Recently, I’ve been meditating on the gentleness of Christ, which has been a deep source of comfort to me as I have wrestled through parenting and mental health struggles over the last year. In the gentleness of Christ, I find both rest for my weary heart and hope as the Spirit continues to make me more like Him.
Isaiah 40 is a passage I have returned to frequently in this season. In speaking about the promised Messiah, Isaiah paints a beautiful picture of a Savior who is both strong and tender toward his children, ending with:
“He will tend his flock like a shepherd; he will gather the lambs in his arms; he will carry them in his bosom, and gently lead those that are with young.” Isaiah 40:11
When I first became a parent, I was not quite prepared for how often I would be confronted by my own sin, but I’m so thankful that Christ is a safe shepherd who understands the burdens that accompany caring for young ones and deals with me gently amidst my failings. When I inevitably fall short once again, his gentleness speaks peace to me when my heart wishes to condemn me, reminding me to find my perfection in Him.

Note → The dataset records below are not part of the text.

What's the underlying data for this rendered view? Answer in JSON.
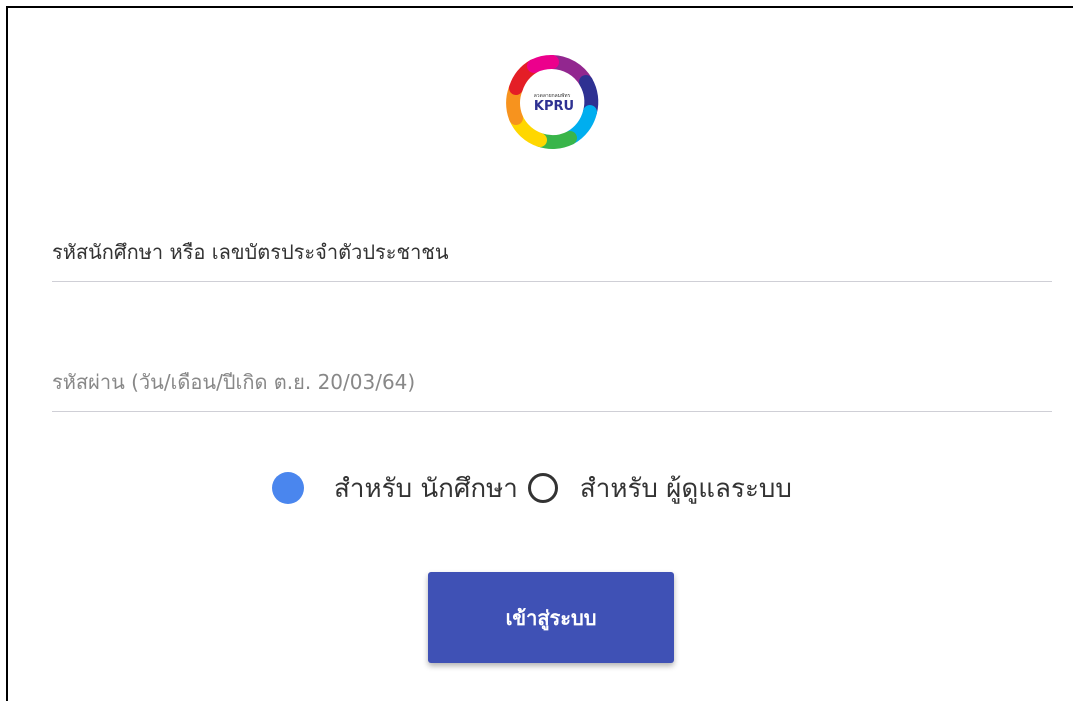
{
  "logo": {
    "text_small": "ลวดลายกลมพัทร",
    "text_main": "KPRU",
    "colors": [
      "#e41e26",
      "#f7931e",
      "#ffd700",
      "#39b54a",
      "#00aeef",
      "#2e3192",
      "#92278f",
      "#ec008c"
    ]
  },
  "form": {
    "username_placeholder": "รหัสนักศึกษา หรือ เลขบัตรประจำตัวประชาชน",
    "password_placeholder": "รหัสผ่าน (วัน/เดือน/ปีเกิด ต.ย. 20/03/64)"
  },
  "roles": {
    "student_label": "สำหรับ นักศึกษา",
    "admin_label": "สำหรับ ผู้ดูแลระบบ",
    "selected": "student"
  },
  "login_button": "เข้าสู่ระบบ",
  "colors": {
    "accent": "#3f51b5",
    "radio_checked": "#4a86ee"
  }
}
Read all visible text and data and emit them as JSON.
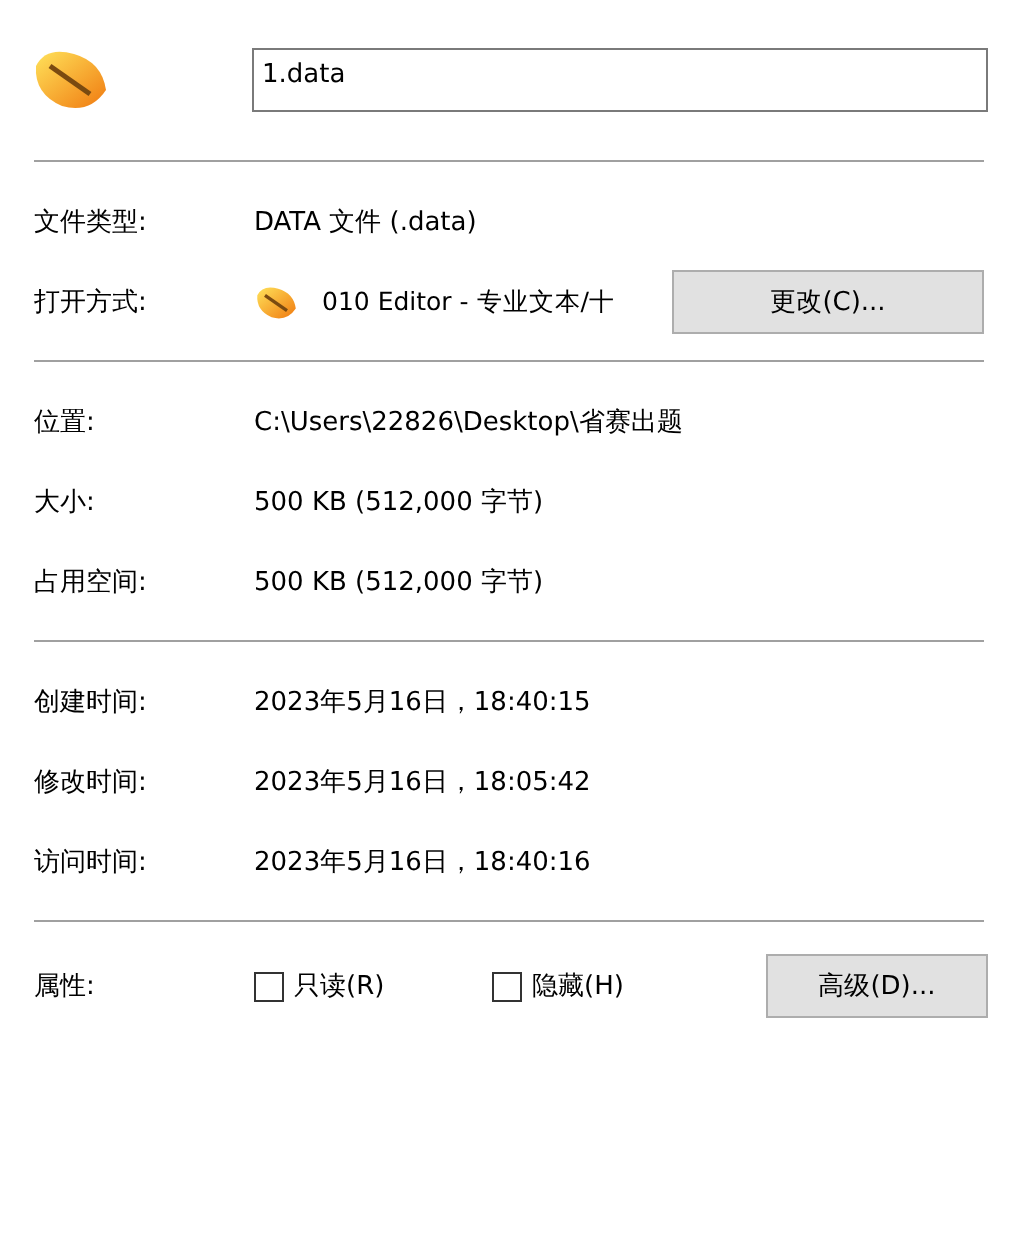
{
  "file_name": "1.data",
  "groups": [
    [
      {
        "kind": "text",
        "label": "文件类型:",
        "value": "DATA 文件 (.data)"
      },
      {
        "kind": "app",
        "label": "打开方式:",
        "value": "010 Editor - 专业文本/十",
        "button": "更改(C)..."
      }
    ],
    [
      {
        "kind": "text",
        "label": "位置:",
        "value": "C:\\Users\\22826\\Desktop\\省赛出题"
      },
      {
        "kind": "text",
        "label": "大小:",
        "value": "500 KB (512,000 字节)"
      },
      {
        "kind": "text",
        "label": "占用空间:",
        "value": "500 KB (512,000 字节)"
      }
    ],
    [
      {
        "kind": "text",
        "label": "创建时间:",
        "value": "2023年5月16日，18:40:15"
      },
      {
        "kind": "text",
        "label": "修改时间:",
        "value": "2023年5月16日，18:05:42"
      },
      {
        "kind": "text",
        "label": "访问时间:",
        "value": "2023年5月16日，18:40:16"
      }
    ]
  ],
  "attributes": {
    "label": "属性:",
    "options": [
      {
        "label": "只读(R)",
        "checked": false
      },
      {
        "label": "隐藏(H)",
        "checked": false
      }
    ],
    "button": "高级(D)..."
  }
}
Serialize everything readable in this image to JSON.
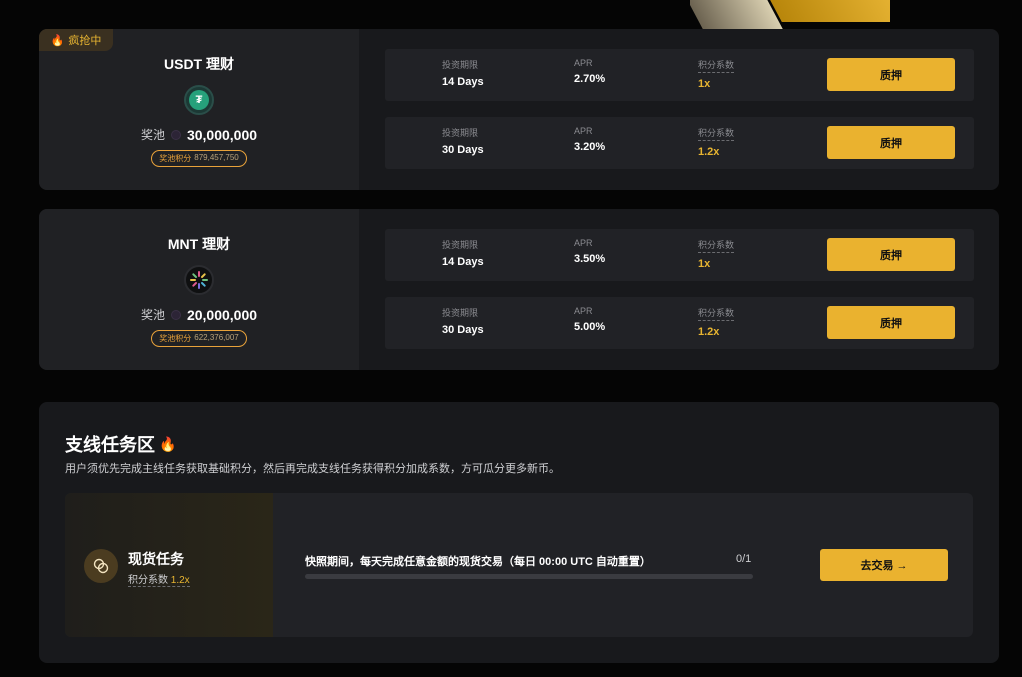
{
  "products": [
    {
      "hot_badge": "疯抢中",
      "name": "USDT 理财",
      "coin_icon": "tether-icon",
      "pool_label": "奖池",
      "pool_amount": "30,000,000",
      "points_label": "奖池积分",
      "points_value": "879,457,750",
      "terms": [
        {
          "term_label": "投资期限",
          "term": "14 Days",
          "apr_label": "APR",
          "apr": "2.70%",
          "mult_label": "积分系数",
          "mult": "1x",
          "button": "质押"
        },
        {
          "term_label": "投资期限",
          "term": "30 Days",
          "apr_label": "APR",
          "apr": "3.20%",
          "mult_label": "积分系数",
          "mult": "1.2x",
          "button": "质押"
        }
      ]
    },
    {
      "hot_badge": "",
      "name": "MNT 理财",
      "coin_icon": "mantle-icon",
      "pool_label": "奖池",
      "pool_amount": "20,000,000",
      "points_label": "奖池积分",
      "points_value": "622,376,007",
      "terms": [
        {
          "term_label": "投资期限",
          "term": "14 Days",
          "apr_label": "APR",
          "apr": "3.50%",
          "mult_label": "积分系数",
          "mult": "1x",
          "button": "质押"
        },
        {
          "term_label": "投资期限",
          "term": "30 Days",
          "apr_label": "APR",
          "apr": "5.00%",
          "mult_label": "积分系数",
          "mult": "1.2x",
          "button": "质押"
        }
      ]
    }
  ],
  "side_tasks": {
    "title": "支线任务区",
    "description": "用户须优先完成主线任务获取基础积分，然后再完成支线任务获得积分加成系数，方可瓜分更多新币。",
    "task": {
      "name": "现货任务",
      "mult_label": "积分系数",
      "mult": "1.2x",
      "text": "快照期间，每天完成任意金额的现货交易（每日 00:00 UTC 自动重置）",
      "progress_text": "0/1",
      "progress": 0,
      "button": "去交易 →"
    }
  },
  "colors": {
    "accent": "#eab22f",
    "gold_text": "#e8b531",
    "card_bg": "#18191c"
  }
}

When I am tempted to lose my temper over the often tedious whims of young children, his gentleness shows me a better way. Dane Ortlund in Gentle and Lowly writes:
“As we go down into pain and anguish, we are descending ever deeper into Christ’s very heart, not away from it.”
The example of Christ in dealing with us as weak and sinful creatures convicts me, knowing how often I don’t respond to the weak and sinful creatures in my care with His heart. I pray for the grace to speed toward my children in tenderness and compassion when they fail because that is Christ’s heart toward me.